CAT Palau holds Change of Charge ceremony
Dignitaries, high chiefs, the Bilung-Gloria Salii of Koror, and dozens of Palauan well-wishers filled the confines of the Ngarachamayong Cultural Center to bid farewell to the U.S. Air Force 36th Civil Engineer Squadron airmen of Civic Action Team (CAT) Palau 36-03 Feb. 15.
During the change of charge ceremony, CAT 36-03 was relieved by Seabees from Naval Mobile Construction Battalion (NMCB) 133 CAT 133-28.
Air Force 2nd Lt. Colin Quitta, Civic Action Team (CAT) Palau 36-03 officer-in-charge, right, salutes Navy Capt. Steve Stasick, commodore of the 30th Naval Construction Regiment, as he is relieved by Army Capt. Brendan Condron during a change of charge ceremony, Feb. 15. U.S. Navy photo by
Chief Mass Communication Specialist Matthew R. White
"The U.S. Embassy is proud to have the CAT team as an integral part of our mission," said U.S. Ambassador to Palau the Honorable Amy Hyatt. "They are a wonderful symbol of our country, our people and our values. The important work they do enhances our bilateral relationship and makes vital contributions to the people of Palau."

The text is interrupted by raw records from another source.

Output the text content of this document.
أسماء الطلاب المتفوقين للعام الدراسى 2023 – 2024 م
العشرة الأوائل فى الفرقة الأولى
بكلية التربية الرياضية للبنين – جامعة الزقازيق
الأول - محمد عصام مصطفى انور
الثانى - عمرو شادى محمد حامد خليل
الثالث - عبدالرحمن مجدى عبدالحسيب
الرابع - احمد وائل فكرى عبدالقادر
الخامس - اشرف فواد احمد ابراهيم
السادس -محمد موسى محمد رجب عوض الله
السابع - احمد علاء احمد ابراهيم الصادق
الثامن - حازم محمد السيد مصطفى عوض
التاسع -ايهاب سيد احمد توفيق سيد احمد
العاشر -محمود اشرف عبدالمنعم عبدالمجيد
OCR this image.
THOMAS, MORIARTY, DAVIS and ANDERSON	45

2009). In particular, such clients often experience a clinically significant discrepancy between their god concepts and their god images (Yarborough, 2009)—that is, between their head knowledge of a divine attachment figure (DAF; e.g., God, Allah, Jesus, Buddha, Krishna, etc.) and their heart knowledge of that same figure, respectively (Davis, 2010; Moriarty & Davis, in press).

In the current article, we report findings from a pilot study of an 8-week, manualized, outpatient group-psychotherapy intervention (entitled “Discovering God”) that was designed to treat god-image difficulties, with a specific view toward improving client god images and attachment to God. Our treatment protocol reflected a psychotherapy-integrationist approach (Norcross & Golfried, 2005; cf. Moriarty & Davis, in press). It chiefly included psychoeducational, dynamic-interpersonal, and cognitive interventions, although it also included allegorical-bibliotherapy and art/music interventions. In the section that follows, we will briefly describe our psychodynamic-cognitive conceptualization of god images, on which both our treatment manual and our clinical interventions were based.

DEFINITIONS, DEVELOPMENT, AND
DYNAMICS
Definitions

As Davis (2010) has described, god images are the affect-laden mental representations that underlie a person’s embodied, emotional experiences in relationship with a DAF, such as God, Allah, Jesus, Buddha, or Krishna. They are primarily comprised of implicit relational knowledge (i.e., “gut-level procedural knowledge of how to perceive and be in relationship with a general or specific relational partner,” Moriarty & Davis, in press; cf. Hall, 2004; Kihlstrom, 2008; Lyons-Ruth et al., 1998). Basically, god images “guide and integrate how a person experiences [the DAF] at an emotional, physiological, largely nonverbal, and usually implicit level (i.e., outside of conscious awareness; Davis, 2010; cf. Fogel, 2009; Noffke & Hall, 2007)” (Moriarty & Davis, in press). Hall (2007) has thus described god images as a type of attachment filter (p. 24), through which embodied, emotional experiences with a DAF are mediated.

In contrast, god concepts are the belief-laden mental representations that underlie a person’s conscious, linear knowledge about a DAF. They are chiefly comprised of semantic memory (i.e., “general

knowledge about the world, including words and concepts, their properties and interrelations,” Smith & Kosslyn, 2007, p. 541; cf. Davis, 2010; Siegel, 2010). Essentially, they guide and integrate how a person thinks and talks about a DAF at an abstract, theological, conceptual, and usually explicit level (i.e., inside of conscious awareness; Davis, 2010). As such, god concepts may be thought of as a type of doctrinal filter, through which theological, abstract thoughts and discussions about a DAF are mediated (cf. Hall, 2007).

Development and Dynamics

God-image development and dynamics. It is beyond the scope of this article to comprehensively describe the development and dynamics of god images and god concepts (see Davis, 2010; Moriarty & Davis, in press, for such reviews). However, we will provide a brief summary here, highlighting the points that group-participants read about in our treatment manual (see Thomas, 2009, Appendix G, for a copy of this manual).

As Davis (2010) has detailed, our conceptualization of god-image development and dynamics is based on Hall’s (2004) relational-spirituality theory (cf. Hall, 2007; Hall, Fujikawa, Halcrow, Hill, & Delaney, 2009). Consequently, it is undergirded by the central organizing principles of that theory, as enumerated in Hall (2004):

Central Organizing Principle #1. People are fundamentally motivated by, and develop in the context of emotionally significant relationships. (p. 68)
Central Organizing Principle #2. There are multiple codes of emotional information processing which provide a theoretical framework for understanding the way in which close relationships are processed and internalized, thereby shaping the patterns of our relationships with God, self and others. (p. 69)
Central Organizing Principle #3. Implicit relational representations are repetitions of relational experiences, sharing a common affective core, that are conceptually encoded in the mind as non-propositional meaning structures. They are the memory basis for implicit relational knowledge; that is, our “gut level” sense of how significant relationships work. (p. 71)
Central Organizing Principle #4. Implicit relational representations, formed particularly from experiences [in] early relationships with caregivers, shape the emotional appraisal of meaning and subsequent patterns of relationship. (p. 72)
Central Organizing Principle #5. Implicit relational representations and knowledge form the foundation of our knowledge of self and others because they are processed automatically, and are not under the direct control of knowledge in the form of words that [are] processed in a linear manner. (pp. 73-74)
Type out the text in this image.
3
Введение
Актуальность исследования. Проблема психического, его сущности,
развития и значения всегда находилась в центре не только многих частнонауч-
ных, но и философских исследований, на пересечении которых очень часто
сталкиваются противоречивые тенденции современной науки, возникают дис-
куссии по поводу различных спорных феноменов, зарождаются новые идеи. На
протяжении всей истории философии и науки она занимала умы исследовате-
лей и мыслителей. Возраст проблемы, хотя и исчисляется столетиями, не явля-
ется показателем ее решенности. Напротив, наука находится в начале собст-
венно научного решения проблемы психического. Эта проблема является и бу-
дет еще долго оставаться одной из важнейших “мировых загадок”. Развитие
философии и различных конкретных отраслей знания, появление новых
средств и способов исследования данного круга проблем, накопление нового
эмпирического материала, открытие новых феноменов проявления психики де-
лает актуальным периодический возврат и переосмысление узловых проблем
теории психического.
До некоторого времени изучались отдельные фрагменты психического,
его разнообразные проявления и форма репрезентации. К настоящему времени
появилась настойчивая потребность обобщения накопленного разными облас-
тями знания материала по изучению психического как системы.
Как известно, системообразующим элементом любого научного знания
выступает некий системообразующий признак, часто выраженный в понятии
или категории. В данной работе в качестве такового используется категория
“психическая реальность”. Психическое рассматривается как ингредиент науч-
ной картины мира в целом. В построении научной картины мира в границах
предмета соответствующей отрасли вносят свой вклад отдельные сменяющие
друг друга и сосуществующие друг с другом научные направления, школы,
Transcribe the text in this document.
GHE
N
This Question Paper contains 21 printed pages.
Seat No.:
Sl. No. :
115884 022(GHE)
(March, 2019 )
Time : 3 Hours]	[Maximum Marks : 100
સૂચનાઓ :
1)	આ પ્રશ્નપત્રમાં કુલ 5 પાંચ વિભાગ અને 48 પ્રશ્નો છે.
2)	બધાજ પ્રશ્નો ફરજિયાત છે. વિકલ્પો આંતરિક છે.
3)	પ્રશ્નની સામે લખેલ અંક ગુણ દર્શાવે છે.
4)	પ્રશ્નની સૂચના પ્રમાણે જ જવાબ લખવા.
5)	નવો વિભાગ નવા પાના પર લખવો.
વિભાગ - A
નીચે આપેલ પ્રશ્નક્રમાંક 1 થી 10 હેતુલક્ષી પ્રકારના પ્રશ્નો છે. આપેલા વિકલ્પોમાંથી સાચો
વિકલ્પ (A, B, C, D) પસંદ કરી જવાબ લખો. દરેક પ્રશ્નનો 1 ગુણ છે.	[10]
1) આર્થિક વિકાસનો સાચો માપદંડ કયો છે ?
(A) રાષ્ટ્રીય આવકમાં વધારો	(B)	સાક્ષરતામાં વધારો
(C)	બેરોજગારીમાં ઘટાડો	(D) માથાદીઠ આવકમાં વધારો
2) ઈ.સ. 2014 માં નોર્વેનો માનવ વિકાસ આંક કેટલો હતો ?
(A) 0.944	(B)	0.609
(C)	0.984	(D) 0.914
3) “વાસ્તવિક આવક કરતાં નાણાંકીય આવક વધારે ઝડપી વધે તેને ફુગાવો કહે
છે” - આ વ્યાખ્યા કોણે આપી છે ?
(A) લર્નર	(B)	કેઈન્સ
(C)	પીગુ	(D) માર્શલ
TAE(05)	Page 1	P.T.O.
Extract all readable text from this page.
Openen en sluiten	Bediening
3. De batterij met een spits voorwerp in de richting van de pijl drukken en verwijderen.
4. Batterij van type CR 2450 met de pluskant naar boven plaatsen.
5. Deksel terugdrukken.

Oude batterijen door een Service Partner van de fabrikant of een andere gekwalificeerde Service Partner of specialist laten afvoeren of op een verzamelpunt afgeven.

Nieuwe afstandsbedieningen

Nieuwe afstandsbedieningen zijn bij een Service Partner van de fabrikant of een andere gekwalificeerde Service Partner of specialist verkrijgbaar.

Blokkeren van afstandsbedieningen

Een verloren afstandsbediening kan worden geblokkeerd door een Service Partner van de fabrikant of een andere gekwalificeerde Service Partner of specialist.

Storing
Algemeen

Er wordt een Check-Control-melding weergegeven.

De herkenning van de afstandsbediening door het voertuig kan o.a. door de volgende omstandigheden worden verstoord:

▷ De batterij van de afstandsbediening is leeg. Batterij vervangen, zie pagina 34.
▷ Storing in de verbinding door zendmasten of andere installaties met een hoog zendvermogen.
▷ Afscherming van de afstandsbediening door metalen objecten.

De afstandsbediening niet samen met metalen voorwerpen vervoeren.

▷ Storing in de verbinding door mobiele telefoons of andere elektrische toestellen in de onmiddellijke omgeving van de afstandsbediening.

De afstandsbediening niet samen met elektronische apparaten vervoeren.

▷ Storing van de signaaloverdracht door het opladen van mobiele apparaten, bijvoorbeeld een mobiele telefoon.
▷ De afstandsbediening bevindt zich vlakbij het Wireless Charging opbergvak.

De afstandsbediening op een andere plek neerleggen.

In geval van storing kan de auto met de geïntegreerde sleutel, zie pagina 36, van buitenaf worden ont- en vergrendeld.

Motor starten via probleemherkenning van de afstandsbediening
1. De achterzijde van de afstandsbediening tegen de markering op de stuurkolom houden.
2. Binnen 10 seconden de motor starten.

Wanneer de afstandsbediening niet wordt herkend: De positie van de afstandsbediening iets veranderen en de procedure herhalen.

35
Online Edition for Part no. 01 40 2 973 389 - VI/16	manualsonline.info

During CAT 36-03's six-month deployment in Palau, they accomplished many construction feats, but the airmen cherished the relationships they built with the citizens most of all.
"From random barbecues and family-style meals on the beach, to being invited to a neighbor's very first open house and enjoying the moment with their relatives, you have never failed to make all of us feel like family and that we belong here," said 2nd Lt. Colin Quitta, CAT 36-03 officer-in-charge.
The Airmen completed many more tangible projects as well, including the Palau Visitor's Authority renovation and the Maris Stella Playground. They also trained 10 apprentices in a variety of trades related to the construction field with two apprentices graduating from the program during the change of charge ceremony. The CAT medical program completed school screenings at nearly every school in Palau. The airmen of 36-03 didn't slow down when the construction efforts were done for the day, either. They engaged the community with their House of Pain fitness program, basketball tournaments, swim lessons, and a weekly radio show.
"They demonstrate creativity and tenacity every day to overcome challenges and get the job done," Hyatt said. "It's that warmth and Can Do spirit that we celebrate today. America's greatest strength is not the example of our power but the power of our example."
The CAT mission carries on the long-standing friendship between the people of Palau and the U.S. military.
"The relationship between our two nations in important now more than ever as we work to maintain a free and open Indo-Pacific and ensure our economic sea lanes are secure," said Navy Capt. Steve Stasick, commodore of the 30th Naval Construction Regiment. "Without the support of Palau's government and local community, we would not be able to fulfill our promise to protect and safeguard Micronesia, a commitment that was established when the U.S. came ashore on Peleliu during World War II."
The Seabees of CAT 133-28 are motivated to add their fingerprints to the friendship between the U.S. and Palau.
"The community could not have been more supportive while we were getting our feet under us here in your beautiful country," said Army Capt. Brendan Condron, CAT 133-28 officer-in-charge. "I'm looking forward to working hand in hand with all of you as we continue the legacy of over 80 civic action teams
The Civic Action Team Palau provides construction support to the host nation, assists and trains apprentices with general engineering skills, facilitates a medical outreach program and conducts community service projects. CAT Palau is an integral part of the U.S. mission to assist and support the development of the Republic of Palau through the Compact of Free Association between the two nations. 2019 marks the 50th anniversary of the CAT mission in Palau.